Real-World Example: Verifying an Account That Blocks VoIP

Scenario: WhatsApp rejected your TextNow number and you don't want to give it your real one

  1. Open pikasim.com/sms: create a wallet (save the 32-character code) and deposit $10 by card or crypto
  2. Order the number: pick WhatsApp as the service, tick "Non-VoIP only", choose a country
  3. Verify: paste the number into WhatsApp; the code appears on the PikaSim page within seconds
  4. Done: the account verified against a real mobile number that has no connection to your identity. If the SMS had never arrived, the order would have refunded itself after 20 minutes

Advanced: Maximum Anonymity Setup

If you want zero traceability, here's the pro setup:

  1. Pay with crypto: Use a privacy coin (Monero) or Bitcoin through a no-KYC exchange
  2. Use a privacy eSIM: PikaSim accepts cards without billing address
  3. VPN + Tor: Route all traffic through VPN → Tor for IP anonymity
  4. Burner email: Use ProtonMail or SimpleLogin for VoIP app signup
  5. MySudo app: Most private VoIP option (doesn't log activity)

FAQ

What is the difference between a VoIP and a non-VoIP number?

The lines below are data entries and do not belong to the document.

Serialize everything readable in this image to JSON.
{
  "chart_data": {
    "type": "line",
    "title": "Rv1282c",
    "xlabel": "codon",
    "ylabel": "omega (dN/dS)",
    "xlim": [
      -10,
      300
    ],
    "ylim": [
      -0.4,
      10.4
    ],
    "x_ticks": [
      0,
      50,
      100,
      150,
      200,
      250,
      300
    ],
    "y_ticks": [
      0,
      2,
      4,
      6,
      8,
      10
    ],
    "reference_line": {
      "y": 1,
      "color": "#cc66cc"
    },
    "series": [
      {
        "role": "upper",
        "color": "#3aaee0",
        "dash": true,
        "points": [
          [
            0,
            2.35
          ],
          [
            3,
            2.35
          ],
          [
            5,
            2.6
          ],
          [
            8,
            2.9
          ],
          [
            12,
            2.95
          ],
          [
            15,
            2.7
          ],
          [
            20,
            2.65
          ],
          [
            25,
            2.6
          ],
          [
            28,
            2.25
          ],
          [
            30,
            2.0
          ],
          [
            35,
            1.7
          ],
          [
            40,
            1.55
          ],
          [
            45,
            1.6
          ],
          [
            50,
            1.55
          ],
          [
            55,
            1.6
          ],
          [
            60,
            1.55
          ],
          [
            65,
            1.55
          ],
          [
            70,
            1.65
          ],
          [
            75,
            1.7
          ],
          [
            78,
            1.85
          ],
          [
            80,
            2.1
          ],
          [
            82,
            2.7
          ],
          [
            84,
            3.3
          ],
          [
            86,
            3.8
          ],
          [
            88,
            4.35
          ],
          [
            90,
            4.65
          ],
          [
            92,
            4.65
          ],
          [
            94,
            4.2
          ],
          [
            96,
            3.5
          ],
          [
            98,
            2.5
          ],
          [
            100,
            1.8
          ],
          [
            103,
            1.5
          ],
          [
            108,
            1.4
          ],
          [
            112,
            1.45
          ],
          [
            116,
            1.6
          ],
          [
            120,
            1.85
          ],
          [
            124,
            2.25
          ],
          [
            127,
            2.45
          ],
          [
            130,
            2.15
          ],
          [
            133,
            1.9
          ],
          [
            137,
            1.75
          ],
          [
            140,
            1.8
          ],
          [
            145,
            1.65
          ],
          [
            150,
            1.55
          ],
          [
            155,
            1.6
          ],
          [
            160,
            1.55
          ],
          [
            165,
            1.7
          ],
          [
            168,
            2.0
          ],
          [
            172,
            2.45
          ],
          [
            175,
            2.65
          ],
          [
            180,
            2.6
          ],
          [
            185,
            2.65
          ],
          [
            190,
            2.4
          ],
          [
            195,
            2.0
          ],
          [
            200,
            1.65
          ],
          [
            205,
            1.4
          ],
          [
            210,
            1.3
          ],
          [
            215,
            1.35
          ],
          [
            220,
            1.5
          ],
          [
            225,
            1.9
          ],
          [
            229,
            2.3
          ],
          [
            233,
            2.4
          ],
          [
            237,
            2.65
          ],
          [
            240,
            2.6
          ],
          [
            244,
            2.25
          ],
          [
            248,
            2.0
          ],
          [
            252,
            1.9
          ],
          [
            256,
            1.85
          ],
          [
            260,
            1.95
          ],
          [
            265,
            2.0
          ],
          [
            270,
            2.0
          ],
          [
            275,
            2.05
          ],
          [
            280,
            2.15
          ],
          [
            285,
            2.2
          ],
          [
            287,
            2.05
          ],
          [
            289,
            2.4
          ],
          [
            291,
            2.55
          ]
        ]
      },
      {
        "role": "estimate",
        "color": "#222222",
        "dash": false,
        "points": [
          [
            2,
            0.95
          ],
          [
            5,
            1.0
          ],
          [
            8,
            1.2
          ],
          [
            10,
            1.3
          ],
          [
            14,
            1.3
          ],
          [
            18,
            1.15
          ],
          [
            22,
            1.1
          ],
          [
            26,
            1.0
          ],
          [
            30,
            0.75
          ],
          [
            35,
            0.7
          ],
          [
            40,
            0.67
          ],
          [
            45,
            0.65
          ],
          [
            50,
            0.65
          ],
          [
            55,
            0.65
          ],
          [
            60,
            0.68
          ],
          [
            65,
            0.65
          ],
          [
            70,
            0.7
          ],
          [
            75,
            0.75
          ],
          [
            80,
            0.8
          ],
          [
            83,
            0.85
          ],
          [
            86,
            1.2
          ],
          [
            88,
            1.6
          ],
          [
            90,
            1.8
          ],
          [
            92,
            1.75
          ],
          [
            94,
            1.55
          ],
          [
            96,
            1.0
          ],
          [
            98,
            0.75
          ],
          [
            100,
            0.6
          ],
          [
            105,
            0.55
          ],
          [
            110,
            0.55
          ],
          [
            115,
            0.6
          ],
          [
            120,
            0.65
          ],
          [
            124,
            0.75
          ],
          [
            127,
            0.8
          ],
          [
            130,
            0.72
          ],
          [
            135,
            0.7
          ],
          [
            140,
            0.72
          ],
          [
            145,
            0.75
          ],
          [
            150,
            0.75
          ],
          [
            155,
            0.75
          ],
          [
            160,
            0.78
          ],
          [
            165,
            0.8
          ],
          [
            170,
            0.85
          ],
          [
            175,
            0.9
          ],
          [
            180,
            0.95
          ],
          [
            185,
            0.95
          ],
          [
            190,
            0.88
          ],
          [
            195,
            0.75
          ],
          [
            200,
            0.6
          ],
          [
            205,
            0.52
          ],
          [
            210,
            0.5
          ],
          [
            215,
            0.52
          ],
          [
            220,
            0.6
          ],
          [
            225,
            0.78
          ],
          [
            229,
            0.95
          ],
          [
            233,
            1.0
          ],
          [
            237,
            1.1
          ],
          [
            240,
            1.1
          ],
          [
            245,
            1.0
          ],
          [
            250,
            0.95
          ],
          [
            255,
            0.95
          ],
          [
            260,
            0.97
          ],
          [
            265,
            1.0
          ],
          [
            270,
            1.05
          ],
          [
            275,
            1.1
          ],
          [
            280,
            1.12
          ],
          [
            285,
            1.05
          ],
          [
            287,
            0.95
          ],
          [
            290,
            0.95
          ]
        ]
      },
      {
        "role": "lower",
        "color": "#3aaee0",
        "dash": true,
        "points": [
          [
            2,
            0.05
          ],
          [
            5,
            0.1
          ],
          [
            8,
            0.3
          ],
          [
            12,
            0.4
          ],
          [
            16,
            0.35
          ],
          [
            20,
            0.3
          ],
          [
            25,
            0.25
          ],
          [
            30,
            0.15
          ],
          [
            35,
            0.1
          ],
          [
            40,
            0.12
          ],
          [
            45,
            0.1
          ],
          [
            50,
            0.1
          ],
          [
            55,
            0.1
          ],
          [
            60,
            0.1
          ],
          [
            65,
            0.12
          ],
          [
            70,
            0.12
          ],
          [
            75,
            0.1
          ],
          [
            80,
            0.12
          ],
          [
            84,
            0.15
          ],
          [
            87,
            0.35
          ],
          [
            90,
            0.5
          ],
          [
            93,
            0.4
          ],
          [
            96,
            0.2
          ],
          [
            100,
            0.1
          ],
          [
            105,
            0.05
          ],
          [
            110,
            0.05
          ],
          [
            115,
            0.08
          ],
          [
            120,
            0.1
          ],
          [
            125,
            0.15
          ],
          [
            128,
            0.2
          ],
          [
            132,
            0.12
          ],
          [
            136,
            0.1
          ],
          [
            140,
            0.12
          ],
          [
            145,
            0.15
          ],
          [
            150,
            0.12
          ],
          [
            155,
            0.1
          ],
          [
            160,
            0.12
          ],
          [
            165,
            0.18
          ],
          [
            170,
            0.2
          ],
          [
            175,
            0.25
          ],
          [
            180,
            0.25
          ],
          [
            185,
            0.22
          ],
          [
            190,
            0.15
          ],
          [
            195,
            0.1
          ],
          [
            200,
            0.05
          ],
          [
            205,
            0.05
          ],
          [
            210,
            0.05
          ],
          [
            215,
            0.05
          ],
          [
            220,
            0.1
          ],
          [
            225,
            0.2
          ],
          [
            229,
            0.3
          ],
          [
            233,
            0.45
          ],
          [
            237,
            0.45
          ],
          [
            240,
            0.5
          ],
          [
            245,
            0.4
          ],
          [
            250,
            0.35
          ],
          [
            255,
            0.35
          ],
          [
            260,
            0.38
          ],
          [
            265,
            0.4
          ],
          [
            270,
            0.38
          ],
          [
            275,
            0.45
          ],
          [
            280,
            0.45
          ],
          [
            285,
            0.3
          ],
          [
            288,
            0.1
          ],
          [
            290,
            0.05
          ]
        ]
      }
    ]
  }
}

A VoIP number (TextNow, Google Voice, Skype) exists only in software. A non-VoIP number is attached to a real SIM card on a mobile carrier. Carrier databases record the line type, and services check it before sending a code, which is why VoIP numbers get rejected and real mobile numbers pass.

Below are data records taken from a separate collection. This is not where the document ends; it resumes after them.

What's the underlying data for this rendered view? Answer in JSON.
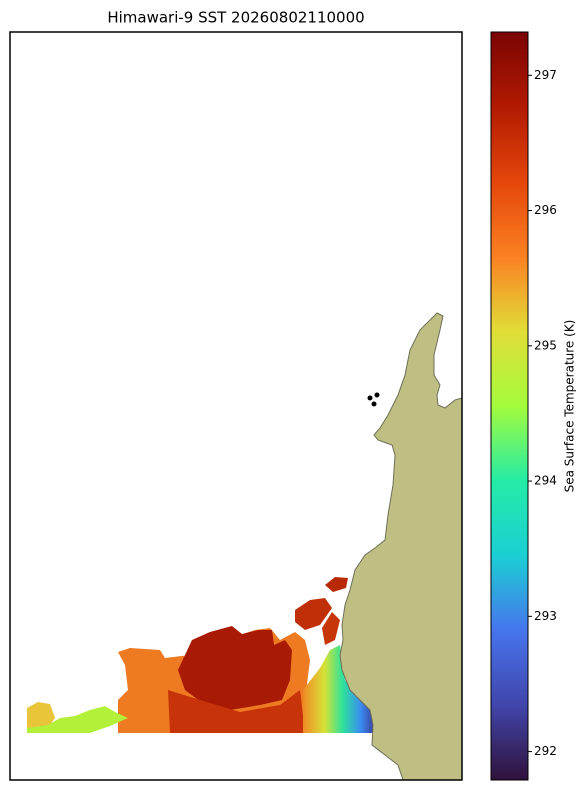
{
  "title": "Himawari-9 SST 20260802110000",
  "colorbar": {
    "label": "Sea Surface Temperature (K)",
    "lim": [
      291.79,
      297.32
    ],
    "ticks": [
      292,
      293,
      294,
      295,
      296,
      297
    ]
  }
}
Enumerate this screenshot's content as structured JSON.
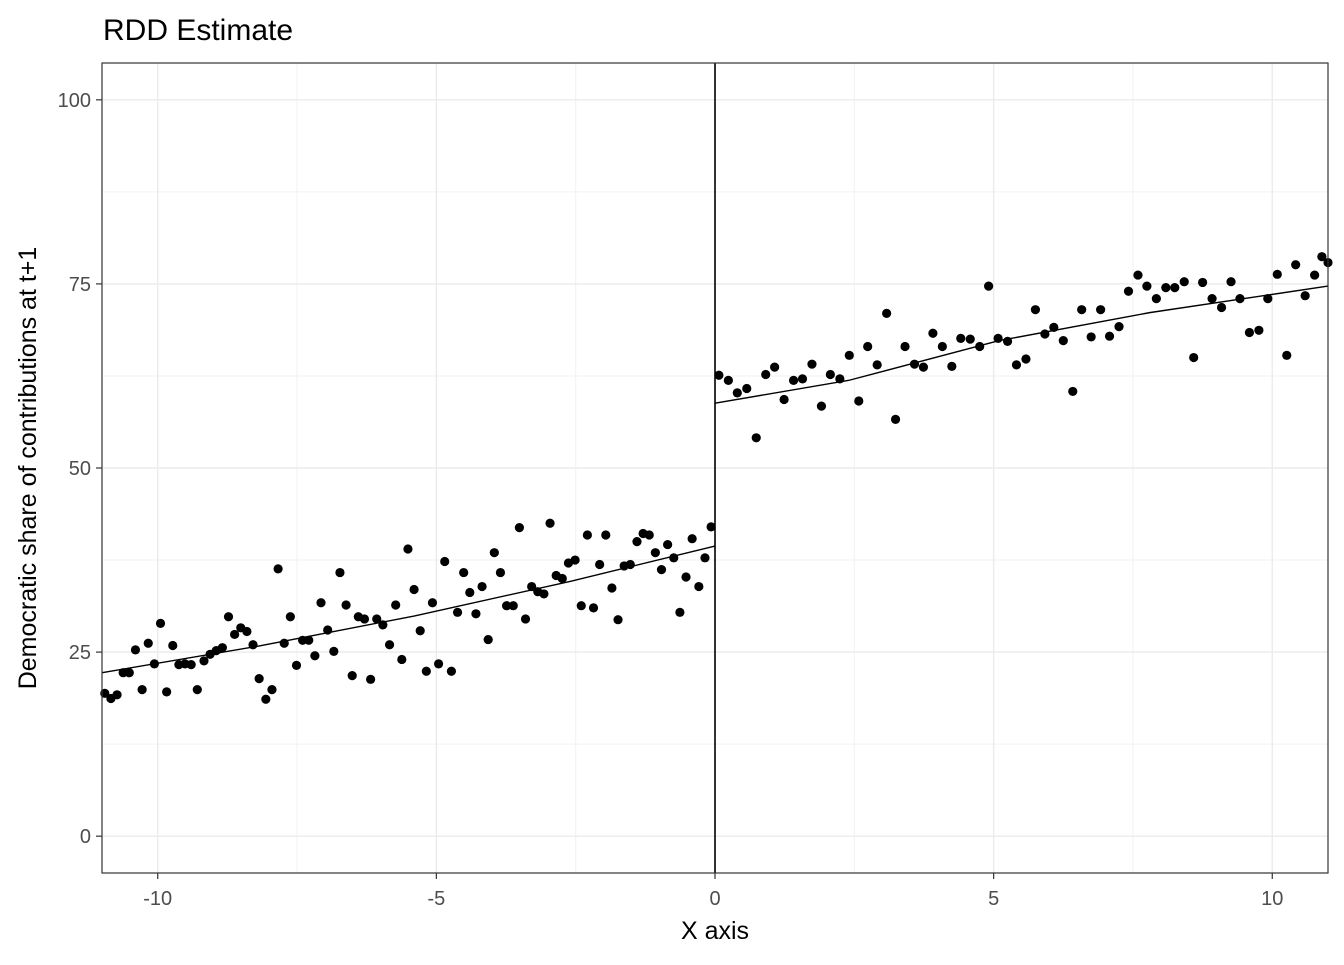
{
  "chart_data": {
    "type": "scatter",
    "title": "RDD Estimate",
    "xlabel": "X axis",
    "ylabel": "Democratic share of contributions at t+1",
    "xlim": [
      -11,
      11
    ],
    "ylim": [
      -5,
      105
    ],
    "xticks": [
      -10,
      -5,
      0,
      5,
      10
    ],
    "yticks": [
      0,
      25,
      50,
      75,
      100
    ],
    "xtick_labels": [
      "-10",
      "-5",
      "0",
      "5",
      "10"
    ],
    "ytick_labels": [
      "0",
      "25",
      "50",
      "75",
      "100"
    ],
    "grid": true,
    "cutoff": 0,
    "point_color": "#000000",
    "left": {
      "x": [
        -10.95,
        -10.84,
        -10.73,
        -10.62,
        -10.51,
        -10.4,
        -10.28,
        -10.17,
        -10.06,
        -9.95,
        -9.84,
        -9.73,
        -9.62,
        -9.51,
        -9.4,
        -9.29,
        -9.17,
        -9.06,
        -8.95,
        -8.84,
        -8.73,
        -8.62,
        -8.51,
        -8.4,
        -8.29,
        -8.18,
        -8.06,
        -7.95,
        -7.84,
        -7.73,
        -7.62,
        -7.51,
        -7.4,
        -7.29,
        -7.18,
        -7.07,
        -6.95,
        -6.84,
        -6.73,
        -6.62,
        -6.51,
        -6.4,
        -6.29,
        -6.18,
        -6.07,
        -5.96,
        -5.84,
        -5.73,
        -5.62,
        -5.51,
        -5.4,
        -5.29,
        -5.18,
        -5.07,
        -4.96,
        -4.85,
        -4.73,
        -4.62,
        -4.51,
        -4.4,
        -4.29,
        -4.18,
        -4.07,
        -3.96,
        -3.85,
        -3.74,
        -3.62,
        -3.51,
        -3.4,
        -3.29,
        -3.18,
        -3.07,
        -2.96,
        -2.85,
        -2.74,
        -2.63,
        -2.51,
        -2.4,
        -2.29,
        -2.18,
        -2.07,
        -1.96,
        -1.85,
        -1.74,
        -1.63,
        -1.52,
        -1.4,
        -1.29,
        -1.18,
        -1.07,
        -0.96,
        -0.85,
        -0.74,
        -0.63,
        -0.52,
        -0.41,
        -0.29,
        -0.18,
        -0.07
      ],
      "y": [
        19.4,
        18.7,
        19.2,
        22.2,
        22.2,
        25.3,
        19.9,
        26.2,
        23.4,
        28.9,
        19.6,
        25.9,
        23.3,
        23.4,
        23.3,
        19.9,
        23.8,
        24.7,
        25.2,
        25.6,
        29.8,
        27.4,
        28.3,
        27.8,
        26.0,
        21.4,
        18.6,
        19.9,
        36.3,
        26.2,
        29.8,
        23.2,
        26.6,
        26.6,
        24.5,
        31.7,
        28.0,
        25.1,
        35.8,
        31.4,
        21.8,
        29.8,
        29.5,
        21.3,
        29.5,
        28.7,
        26.0,
        31.4,
        24.0,
        39.0,
        33.5,
        27.9,
        22.4,
        31.7,
        23.4,
        37.3,
        22.4,
        30.4,
        35.8,
        33.1,
        30.2,
        33.9,
        26.7,
        38.5,
        35.8,
        31.3,
        31.3,
        41.9,
        29.5,
        33.9,
        33.2,
        32.9,
        42.5,
        35.4,
        35.0,
        37.1,
        37.5,
        31.3,
        40.9,
        31.0,
        36.9,
        40.9,
        33.7,
        29.4,
        36.7,
        36.9,
        40.0,
        41.1,
        40.9,
        38.5,
        36.2,
        39.6,
        37.8,
        30.4,
        35.2,
        40.4,
        33.9,
        37.8,
        42.0
      ],
      "fit_x": [
        -11,
        -8.2,
        -5.4,
        -2.6,
        0
      ],
      "fit_y": [
        22.2,
        25.8,
        29.9,
        34.6,
        39.4
      ]
    },
    "right": {
      "x": [
        0.07,
        0.24,
        0.4,
        0.57,
        0.74,
        0.91,
        1.07,
        1.24,
        1.41,
        1.57,
        1.74,
        1.91,
        2.07,
        2.24,
        2.41,
        2.58,
        2.74,
        2.91,
        3.08,
        3.24,
        3.41,
        3.58,
        3.74,
        3.91,
        4.08,
        4.25,
        4.41,
        4.58,
        4.75,
        4.91,
        5.08,
        5.25,
        5.41,
        5.58,
        5.75,
        5.92,
        6.08,
        6.25,
        6.42,
        6.58,
        6.75,
        6.92,
        7.08,
        7.25,
        7.42,
        7.59,
        7.75,
        7.92,
        8.09,
        8.25,
        8.42,
        8.59,
        8.75,
        8.92,
        9.09,
        9.26,
        9.42,
        9.59,
        9.76,
        9.92,
        10.09,
        10.26,
        10.42,
        10.59,
        10.76,
        10.89,
        11.0
      ],
      "y": [
        62.6,
        61.9,
        60.2,
        60.8,
        54.1,
        62.7,
        63.7,
        59.3,
        61.9,
        62.1,
        64.1,
        58.4,
        62.7,
        62.1,
        65.3,
        59.1,
        66.5,
        64.0,
        71.0,
        56.6,
        66.5,
        64.1,
        63.7,
        68.3,
        66.5,
        63.8,
        67.6,
        67.5,
        66.5,
        74.7,
        67.6,
        67.2,
        64.0,
        64.8,
        71.5,
        68.2,
        69.1,
        67.3,
        60.4,
        71.5,
        67.8,
        71.5,
        67.9,
        69.2,
        74.0,
        76.2,
        74.7,
        73.0,
        74.5,
        74.5,
        75.3,
        65.0,
        75.2,
        73.0,
        71.8,
        75.3,
        73.0,
        68.4,
        68.7,
        73.0,
        76.3,
        65.3,
        77.6,
        73.4,
        76.2,
        78.7,
        77.9
      ],
      "fit_x": [
        0,
        2.4,
        5.1,
        7.8,
        11
      ],
      "fit_y": [
        58.8,
        61.9,
        67.3,
        71.1,
        74.7
      ]
    }
  }
}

Will services know I'm using a VoIP number?

Usually yes. Line-type lookups identify VoIP operators instantly, and detection has tightened every year. Telegram or Discord may still accept a VoIP number; Google, WhatsApp, and most exchanges usually will not. When a VoIP number is rejected, switch to a real non-VoIP number.

Is this legal?

Yes. Using a virtual or rented number to receive your own verification codes is legal. Using one to evade bans or create fake accounts may violate platform terms of service.

Can I receive SMS without any phone at all?

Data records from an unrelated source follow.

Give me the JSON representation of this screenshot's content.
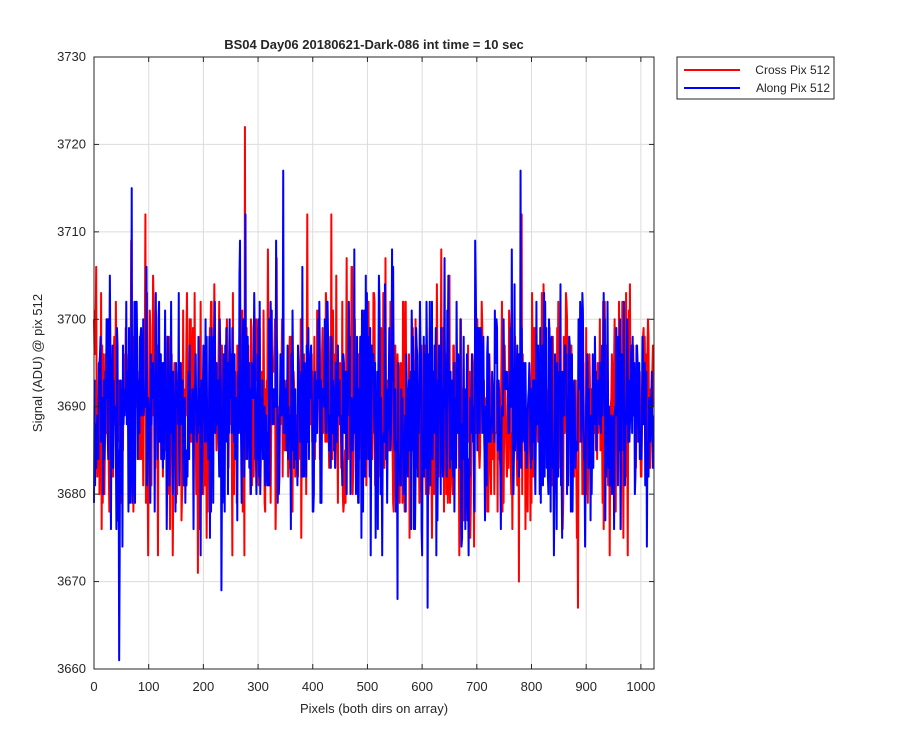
{
  "chart_data": {
    "type": "line",
    "title": "BS04 Day06 20180621-Dark-086 int time = 10 sec",
    "xlabel": "Pixels (both dirs on array)",
    "ylabel": "Signal (ADU) @ pix 512",
    "xlim": [
      0,
      1024
    ],
    "ylim": [
      3660,
      3730
    ],
    "xticks": [
      0,
      100,
      200,
      300,
      400,
      500,
      600,
      700,
      800,
      900,
      1000
    ],
    "yticks": [
      3660,
      3670,
      3680,
      3690,
      3700,
      3710,
      3720,
      3730
    ],
    "grid": true,
    "legend_position": "outside-top-right",
    "series": [
      {
        "name": "Cross Pix 512",
        "color": "#ff0000",
        "noise": {
          "n": 1024,
          "mean": 3690,
          "sd": 7,
          "seed": 7
        },
        "extremes": [
          {
            "x": 276,
            "y": 3722
          },
          {
            "x": 885,
            "y": 3667
          },
          {
            "x": 190,
            "y": 3671
          },
          {
            "x": 777,
            "y": 3670
          }
        ]
      },
      {
        "name": "Along Pix 512",
        "color": "#0000ff",
        "noise": {
          "n": 1024,
          "mean": 3690,
          "sd": 7,
          "seed": 13
        },
        "extremes": [
          {
            "x": 46,
            "y": 3661
          },
          {
            "x": 780,
            "y": 3717
          },
          {
            "x": 346,
            "y": 3717
          },
          {
            "x": 69,
            "y": 3715
          },
          {
            "x": 610,
            "y": 3667
          },
          {
            "x": 555,
            "y": 3668
          },
          {
            "x": 233,
            "y": 3669
          }
        ]
      }
    ]
  }
}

Yes. With a rented number the SMS is received on the provider side and shown in your browser, so you can verify accounts from a laptop with no SIM, no eSIM, and no phone.

Which option should I use for an account I plan to keep for years?

A real phone-number eSIM. Rented numbers are ideal for signups and ongoing codes, but a +1 carrier line in your own phone is a number you control permanently, with voice and data included, and it passes every line-type check.

Can I use a rented number for banking?

No. Rental numbers cannot be used for banking, financial, or crypto-exchange verification. For those, use a real phone-number eSIM, and keep in mind many banks only accept a number in your home country.